Is it you that has been fighting me
All this time?
Your father and I planted the seed
That made you
And I watched as day by day
The stretch-marks grew,
Like some reddish tumbleweed,
While, inside,
The fruit of the plant,
You,
Took shape.
Soon that green fruit will be ripe and red
And you my tiny warrior
Will kick and claw your way
Into the bright, cold, unfamiliar world
Armed, it seems to me,
As Athena was.
I only hope
I am ready to receive you.
~12 February, 2002
7 responses total.
"like some reddish tumbleweed" -- very very good.
Thanks. I'm not entirely sure that this is my best work, but I'm a tad out of practice and was only jolted into writing since the pregnancy is comeing to an end.
One comment; you're mixing two or three metaphors here; first a
plant, then a soldier, and then, at least for me, Pallas Athena's birth. Is
that intentional?
you don't have the real life context. The first metaphor is typical imagery for birth; in the second, she's referring to how the baby moves and kicks.. hard. the third, I'm not sure. imagery make a little more sense now?
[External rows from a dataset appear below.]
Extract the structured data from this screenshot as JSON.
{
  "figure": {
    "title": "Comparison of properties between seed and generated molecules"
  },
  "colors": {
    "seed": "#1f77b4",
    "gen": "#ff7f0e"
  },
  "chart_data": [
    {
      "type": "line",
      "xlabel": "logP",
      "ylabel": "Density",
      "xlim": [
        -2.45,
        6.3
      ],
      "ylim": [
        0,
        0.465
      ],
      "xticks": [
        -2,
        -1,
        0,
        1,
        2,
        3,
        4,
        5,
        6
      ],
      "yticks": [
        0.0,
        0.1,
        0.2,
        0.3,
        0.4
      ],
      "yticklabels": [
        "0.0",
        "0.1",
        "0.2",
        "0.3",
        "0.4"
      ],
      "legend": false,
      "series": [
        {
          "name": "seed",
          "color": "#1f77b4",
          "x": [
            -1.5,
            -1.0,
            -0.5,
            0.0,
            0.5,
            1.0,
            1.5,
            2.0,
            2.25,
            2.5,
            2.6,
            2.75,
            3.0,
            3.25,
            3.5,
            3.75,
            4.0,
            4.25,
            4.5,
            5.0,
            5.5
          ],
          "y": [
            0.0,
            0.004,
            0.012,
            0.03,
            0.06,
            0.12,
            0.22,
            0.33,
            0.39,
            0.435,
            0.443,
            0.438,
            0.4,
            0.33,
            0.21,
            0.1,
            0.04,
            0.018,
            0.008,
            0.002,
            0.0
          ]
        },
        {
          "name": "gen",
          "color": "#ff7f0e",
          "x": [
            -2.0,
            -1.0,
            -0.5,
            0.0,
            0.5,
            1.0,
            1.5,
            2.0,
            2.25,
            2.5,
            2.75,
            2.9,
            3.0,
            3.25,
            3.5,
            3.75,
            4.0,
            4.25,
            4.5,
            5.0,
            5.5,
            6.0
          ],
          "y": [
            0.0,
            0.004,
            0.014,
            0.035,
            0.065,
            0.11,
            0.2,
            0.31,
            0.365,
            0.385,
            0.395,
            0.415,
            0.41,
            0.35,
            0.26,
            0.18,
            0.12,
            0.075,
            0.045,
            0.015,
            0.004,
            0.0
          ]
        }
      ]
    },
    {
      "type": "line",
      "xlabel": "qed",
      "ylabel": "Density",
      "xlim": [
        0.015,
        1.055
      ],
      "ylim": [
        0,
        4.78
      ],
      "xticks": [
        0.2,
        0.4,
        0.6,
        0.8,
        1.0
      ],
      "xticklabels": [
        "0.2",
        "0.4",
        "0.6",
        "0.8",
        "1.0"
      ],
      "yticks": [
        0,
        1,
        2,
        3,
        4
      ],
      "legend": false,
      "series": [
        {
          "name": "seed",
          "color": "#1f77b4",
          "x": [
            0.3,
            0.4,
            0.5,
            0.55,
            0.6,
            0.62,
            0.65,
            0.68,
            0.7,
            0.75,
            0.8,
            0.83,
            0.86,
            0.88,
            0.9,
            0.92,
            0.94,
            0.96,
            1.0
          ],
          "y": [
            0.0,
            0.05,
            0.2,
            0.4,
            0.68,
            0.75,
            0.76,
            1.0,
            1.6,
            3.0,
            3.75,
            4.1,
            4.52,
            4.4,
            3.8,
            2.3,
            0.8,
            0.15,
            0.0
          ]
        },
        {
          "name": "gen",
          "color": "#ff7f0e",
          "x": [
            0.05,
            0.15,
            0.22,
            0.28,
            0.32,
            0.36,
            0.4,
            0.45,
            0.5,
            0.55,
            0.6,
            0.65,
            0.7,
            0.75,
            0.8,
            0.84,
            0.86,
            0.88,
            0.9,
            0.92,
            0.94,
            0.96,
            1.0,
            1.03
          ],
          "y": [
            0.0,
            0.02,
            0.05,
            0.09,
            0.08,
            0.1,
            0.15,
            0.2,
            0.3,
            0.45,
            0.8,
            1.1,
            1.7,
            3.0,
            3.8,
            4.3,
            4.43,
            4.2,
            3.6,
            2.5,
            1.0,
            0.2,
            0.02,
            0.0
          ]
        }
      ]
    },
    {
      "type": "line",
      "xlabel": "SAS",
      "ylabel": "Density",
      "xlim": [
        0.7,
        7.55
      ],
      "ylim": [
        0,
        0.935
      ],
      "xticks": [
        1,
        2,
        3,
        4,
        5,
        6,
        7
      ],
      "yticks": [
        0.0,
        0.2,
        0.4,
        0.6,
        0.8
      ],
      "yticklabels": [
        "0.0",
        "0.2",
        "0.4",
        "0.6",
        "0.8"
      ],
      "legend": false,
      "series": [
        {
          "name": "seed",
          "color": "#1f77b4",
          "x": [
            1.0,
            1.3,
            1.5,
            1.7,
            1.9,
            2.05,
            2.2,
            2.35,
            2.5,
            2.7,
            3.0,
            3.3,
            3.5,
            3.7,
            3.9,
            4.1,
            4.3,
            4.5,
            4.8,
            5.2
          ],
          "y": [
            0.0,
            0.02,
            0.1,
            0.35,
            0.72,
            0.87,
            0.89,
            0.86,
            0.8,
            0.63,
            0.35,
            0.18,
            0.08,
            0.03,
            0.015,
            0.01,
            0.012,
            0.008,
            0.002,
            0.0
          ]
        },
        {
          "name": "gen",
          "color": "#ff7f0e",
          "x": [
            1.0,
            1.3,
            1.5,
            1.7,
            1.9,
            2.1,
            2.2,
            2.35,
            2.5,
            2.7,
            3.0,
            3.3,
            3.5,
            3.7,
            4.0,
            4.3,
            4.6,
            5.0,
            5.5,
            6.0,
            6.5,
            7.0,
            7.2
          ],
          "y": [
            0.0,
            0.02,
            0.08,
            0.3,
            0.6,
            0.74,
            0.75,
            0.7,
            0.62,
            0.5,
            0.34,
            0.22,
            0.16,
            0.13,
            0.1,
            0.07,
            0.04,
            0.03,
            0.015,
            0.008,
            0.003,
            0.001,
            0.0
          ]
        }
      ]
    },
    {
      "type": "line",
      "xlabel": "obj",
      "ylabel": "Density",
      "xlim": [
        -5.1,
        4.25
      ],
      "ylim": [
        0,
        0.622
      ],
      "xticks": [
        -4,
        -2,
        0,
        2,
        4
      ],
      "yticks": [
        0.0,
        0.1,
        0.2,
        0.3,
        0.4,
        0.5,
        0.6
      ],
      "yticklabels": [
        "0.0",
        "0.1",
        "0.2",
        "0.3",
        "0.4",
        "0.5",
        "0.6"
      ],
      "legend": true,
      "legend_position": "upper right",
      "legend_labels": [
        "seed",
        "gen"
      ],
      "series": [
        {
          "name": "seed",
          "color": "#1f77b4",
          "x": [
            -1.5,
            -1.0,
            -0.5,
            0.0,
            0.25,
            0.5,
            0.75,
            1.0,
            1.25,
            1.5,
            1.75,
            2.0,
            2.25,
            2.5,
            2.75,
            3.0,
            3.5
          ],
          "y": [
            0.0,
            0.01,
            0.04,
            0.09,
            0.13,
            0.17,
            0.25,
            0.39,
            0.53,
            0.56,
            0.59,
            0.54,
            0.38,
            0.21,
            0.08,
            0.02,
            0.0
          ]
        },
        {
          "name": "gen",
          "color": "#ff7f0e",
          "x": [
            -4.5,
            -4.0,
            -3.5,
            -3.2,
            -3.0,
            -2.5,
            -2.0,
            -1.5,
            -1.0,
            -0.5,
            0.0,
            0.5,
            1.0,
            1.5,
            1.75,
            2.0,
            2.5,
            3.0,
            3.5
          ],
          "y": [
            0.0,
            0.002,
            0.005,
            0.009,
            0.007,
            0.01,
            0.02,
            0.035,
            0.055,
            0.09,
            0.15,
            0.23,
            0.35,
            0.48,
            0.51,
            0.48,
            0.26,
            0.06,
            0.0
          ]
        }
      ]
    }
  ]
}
Well, for the third I was reaching into the future a little. Seems to me that birth pains must be a lot like that raging headache that Zeus supposedly had when he (yes "he") gave birth to Athena. So I imagine my child as fighting his/her way into the world like Athena did (only Athena's birth wasn't nearly as messy as the birth of *this* child is likely to be). I didn't think of mixing metaphors, really. I was just attempting to express my feelings with the images that came to mind at the time. I know it's considered sorta gauche in peotry to refer to more than one image in a single poem, but <shrug> it fit, so I wrote it down.
It's not that it's "gauche" to mix metaphors, it's that it makes for
some very unusual reading. A poem that may take hours to write and may
consist of sorting out hundreds of viable metaphors in the head of the author
may take only seconds to read, and changing metaphors rapidly can produce
confusion and contradiction. At best it's a tricky, and risky, tecnique.
Oh. Well. I don't generally write that way. I usually let a few pitures rattle around in my brain for a few days then, one day, I try to put it all down on paper.